How to enhance fixed income through various strategies?
Zhongjin Securities stated in its research report that by 2025, some public funds have already seized the historic opportunity of wealth migration among residents and increased allocation of institutional funds through forward-looking layouts and differentiated competitive strategies, achieving a significant increase in market share of "fixed income+" funds. In 2026, whether it is the migration demand of residents seeking stable value-added wealth, the income enhancement demand of institutional funds, the market's new consensus on cross-asset diversified allocation, or the income effect recognized by the market for "fixed income+" funds in 2025, these factors constitute important driving factors for the future development of "fixed income+" funds. Zhongjin Securities believe that 2026 is still a year of incremental growth.
In a market environment where the overall equity market is expected to improve, funds tend to prefer to participate in the equity market rally through "fixed income+" funds.

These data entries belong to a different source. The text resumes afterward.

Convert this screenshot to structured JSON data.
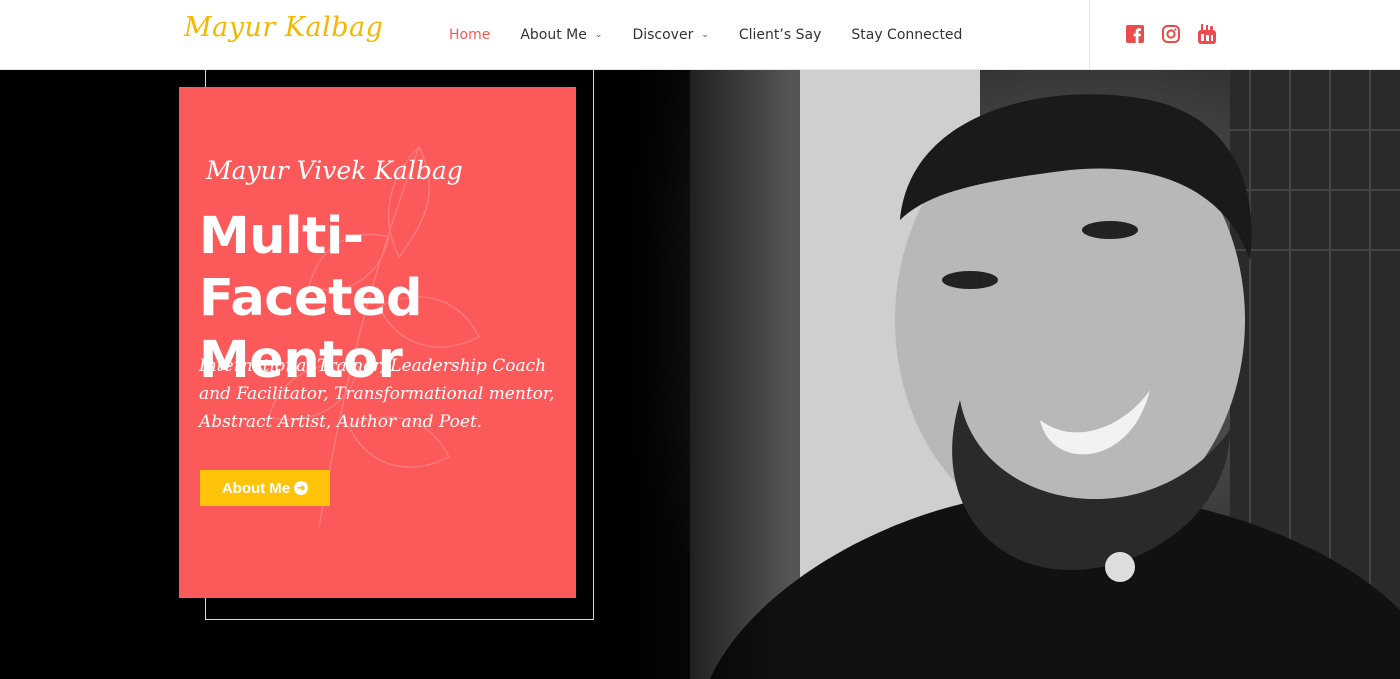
{
  "header": {
    "logo_text": "Mayur Kalbag",
    "nav": [
      {
        "label": "Home",
        "active": true,
        "dropdown": false
      },
      {
        "label": "About Me",
        "active": false,
        "dropdown": true
      },
      {
        "label": "Discover",
        "active": false,
        "dropdown": true
      },
      {
        "label": "Client’s Say",
        "active": false,
        "dropdown": false
      },
      {
        "label": "Stay Connected",
        "active": false,
        "dropdown": false
      }
    ],
    "social": [
      "facebook-icon",
      "instagram-icon",
      "youtube-icon"
    ]
  },
  "hero": {
    "name": "Mayur Vivek Kalbag",
    "title": "Multi-Faceted Mentor",
    "description": "International Trainer, Leadership Coach and Facilitator, Transformational mentor, Abstract Artist, Author and Poet.",
    "button_label": "About Me"
  },
  "colors": {
    "accent_red": "#fc5a5a",
    "logo_yellow": "#f5b700",
    "button_yellow": "#ffc40a",
    "nav_active": "#f25a5a"
  }
}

Therefore, incremental funds often prefer relatively "extreme" and "hot" style attributes; within the "extreme style" category, incremental funds prefer products with strong stock selection capabilities. Performance is still the "king" that drives the scale, with high volatility products needing to pay more attention to cost-effectiveness and win rate, and low volatility products needing to pay more attention to performance rankings themselves.
Specifically, both "line-drawing" funds and "track-type" funds are viable paths. The former is more in line with the risk-return positioning of individual investors' "deposit migration" funds and is also more likely to meet the low-turnover core fund needs of institutional investors, attracting relatively stable capital inflows in 2026; the latter may experience short-term rapid growth in market share due to market hotspots and changes in market conditions, but one must be wary of potential retracements and redemptions that market changes may bring.
China Securities Research also emphasizes that in bond strategies, solid credit allocation remains the core base position, but in the "+" asset category, managers need to focus more on stock selection capabilities and industry rotation, and enhance portfolio flexibility by accurately seizing opportunities in structural areas such as technology growth.
This article is reproduced from "Cai Lianshe", GMTEight editor: Liu Jiayin.